EPİSTEMİK SEFALET
Uzmanlar, otoriteler sırf kendi alanlarıyla ilgili ve kendilerine akademik unvan kazandırmaya yarayan metinlerden başka bir şey okumuyorlar ve tabii okutmuyorlar. "Dünyadan haberleri yok!" derler ya, tastamam öyle. Dayanışma, kadrolaşma, adam kayırma ve kudret simsarlığı pekiyi... Kendi ahbapları dışında kimsenin ne şiirini okurlar, ne de kitaplarının kapağını kaldırırlar. Kapağını kaldırmadıkları kitaplar, okumadıkları kişiler için de ahkam kestikleri olur.
Bu epistemik cüruf, Türk Kültürü'nün tazelene tazelene yoluna devam edemeyişinden birinci derecede sorumludurlar.
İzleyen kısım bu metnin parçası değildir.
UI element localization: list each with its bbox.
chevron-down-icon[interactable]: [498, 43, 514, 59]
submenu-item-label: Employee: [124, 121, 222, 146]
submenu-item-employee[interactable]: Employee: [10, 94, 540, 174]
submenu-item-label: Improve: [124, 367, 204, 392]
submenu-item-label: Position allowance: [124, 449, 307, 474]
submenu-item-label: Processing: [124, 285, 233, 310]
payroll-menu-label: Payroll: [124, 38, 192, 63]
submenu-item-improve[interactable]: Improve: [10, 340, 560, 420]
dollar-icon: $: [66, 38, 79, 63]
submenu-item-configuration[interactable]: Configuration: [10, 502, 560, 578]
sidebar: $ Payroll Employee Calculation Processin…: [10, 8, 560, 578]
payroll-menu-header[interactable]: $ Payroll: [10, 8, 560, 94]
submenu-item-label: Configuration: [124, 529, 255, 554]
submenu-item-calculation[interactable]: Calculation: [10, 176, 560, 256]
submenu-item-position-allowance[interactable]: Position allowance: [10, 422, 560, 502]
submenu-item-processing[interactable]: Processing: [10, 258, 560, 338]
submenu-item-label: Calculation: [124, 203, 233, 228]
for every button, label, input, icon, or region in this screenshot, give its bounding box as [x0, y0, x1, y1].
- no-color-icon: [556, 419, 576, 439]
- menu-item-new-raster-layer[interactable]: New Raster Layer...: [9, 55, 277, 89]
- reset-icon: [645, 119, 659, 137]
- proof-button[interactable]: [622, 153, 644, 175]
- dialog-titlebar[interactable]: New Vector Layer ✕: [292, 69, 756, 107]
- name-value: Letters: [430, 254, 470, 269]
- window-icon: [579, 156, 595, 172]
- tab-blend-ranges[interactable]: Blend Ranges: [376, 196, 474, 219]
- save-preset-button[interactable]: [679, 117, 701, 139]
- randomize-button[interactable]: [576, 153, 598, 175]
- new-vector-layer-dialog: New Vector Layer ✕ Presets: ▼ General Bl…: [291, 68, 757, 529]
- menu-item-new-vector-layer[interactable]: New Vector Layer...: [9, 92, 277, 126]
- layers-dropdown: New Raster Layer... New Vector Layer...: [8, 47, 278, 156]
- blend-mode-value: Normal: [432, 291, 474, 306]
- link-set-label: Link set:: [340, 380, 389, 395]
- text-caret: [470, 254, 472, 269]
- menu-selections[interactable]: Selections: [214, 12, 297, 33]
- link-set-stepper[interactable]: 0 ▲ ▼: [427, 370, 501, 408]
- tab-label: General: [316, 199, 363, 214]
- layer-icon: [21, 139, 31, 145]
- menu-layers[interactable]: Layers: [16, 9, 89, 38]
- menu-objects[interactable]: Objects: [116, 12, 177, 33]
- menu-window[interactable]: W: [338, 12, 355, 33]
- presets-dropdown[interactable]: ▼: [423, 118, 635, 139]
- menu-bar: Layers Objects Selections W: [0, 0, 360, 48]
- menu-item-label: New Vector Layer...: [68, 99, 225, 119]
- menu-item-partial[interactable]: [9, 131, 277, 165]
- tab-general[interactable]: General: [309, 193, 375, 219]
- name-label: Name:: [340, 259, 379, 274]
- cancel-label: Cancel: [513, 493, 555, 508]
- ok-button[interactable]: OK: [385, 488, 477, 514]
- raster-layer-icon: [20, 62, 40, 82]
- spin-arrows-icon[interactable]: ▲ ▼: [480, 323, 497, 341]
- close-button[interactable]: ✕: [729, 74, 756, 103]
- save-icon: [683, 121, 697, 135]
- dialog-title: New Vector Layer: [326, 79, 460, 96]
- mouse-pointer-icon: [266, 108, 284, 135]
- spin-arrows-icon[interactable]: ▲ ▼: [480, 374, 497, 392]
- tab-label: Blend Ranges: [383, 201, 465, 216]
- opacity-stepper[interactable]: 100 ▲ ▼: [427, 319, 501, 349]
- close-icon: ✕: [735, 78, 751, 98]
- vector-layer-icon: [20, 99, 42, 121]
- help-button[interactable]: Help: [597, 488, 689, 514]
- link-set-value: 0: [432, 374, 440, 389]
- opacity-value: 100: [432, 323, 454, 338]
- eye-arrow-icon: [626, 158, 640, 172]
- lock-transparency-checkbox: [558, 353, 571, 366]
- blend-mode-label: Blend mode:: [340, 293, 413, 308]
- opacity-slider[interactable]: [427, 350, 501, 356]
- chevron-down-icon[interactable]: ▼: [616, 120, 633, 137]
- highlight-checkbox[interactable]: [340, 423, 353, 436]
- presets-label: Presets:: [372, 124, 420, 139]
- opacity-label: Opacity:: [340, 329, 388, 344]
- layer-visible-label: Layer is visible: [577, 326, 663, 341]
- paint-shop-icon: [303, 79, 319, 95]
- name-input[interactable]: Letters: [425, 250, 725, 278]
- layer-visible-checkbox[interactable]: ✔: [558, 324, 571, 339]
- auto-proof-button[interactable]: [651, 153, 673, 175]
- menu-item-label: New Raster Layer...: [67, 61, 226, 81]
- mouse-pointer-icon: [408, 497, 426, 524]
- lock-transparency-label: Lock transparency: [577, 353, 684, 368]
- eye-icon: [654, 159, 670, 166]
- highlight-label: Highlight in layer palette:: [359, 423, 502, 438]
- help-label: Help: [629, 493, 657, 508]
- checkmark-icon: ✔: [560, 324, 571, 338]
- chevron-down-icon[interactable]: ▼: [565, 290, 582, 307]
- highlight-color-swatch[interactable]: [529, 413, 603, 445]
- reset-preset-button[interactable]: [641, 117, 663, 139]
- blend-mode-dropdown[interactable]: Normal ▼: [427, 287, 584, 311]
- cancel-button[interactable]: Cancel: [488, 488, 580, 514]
Öyle ya, bunlar bilenlerdir ve bilenlerle bilmeyenler yalnız mevcudiyet değil, mes'uliyet açısından da bir değildir.
Sivil alanda da STK adı verilen sözüm ona kültürel kuruluşlarla, mezkur akademik kadroların dar alanda uzun ve tatlı tatlı paslaşmaları da işin başka bir yanı.
Bilginin, sanatın, kültürün hakiki anlamda temyiz mercisi yoktur. İktidarları nispetince kudret kazandıkça yolsuzluk katsayısının artışı da işin en harami ve sokağa vuran tarafı.
Zaman en iyi hakemdir ama bizim de tanıklığımız olsun ve bir kenarda dursun.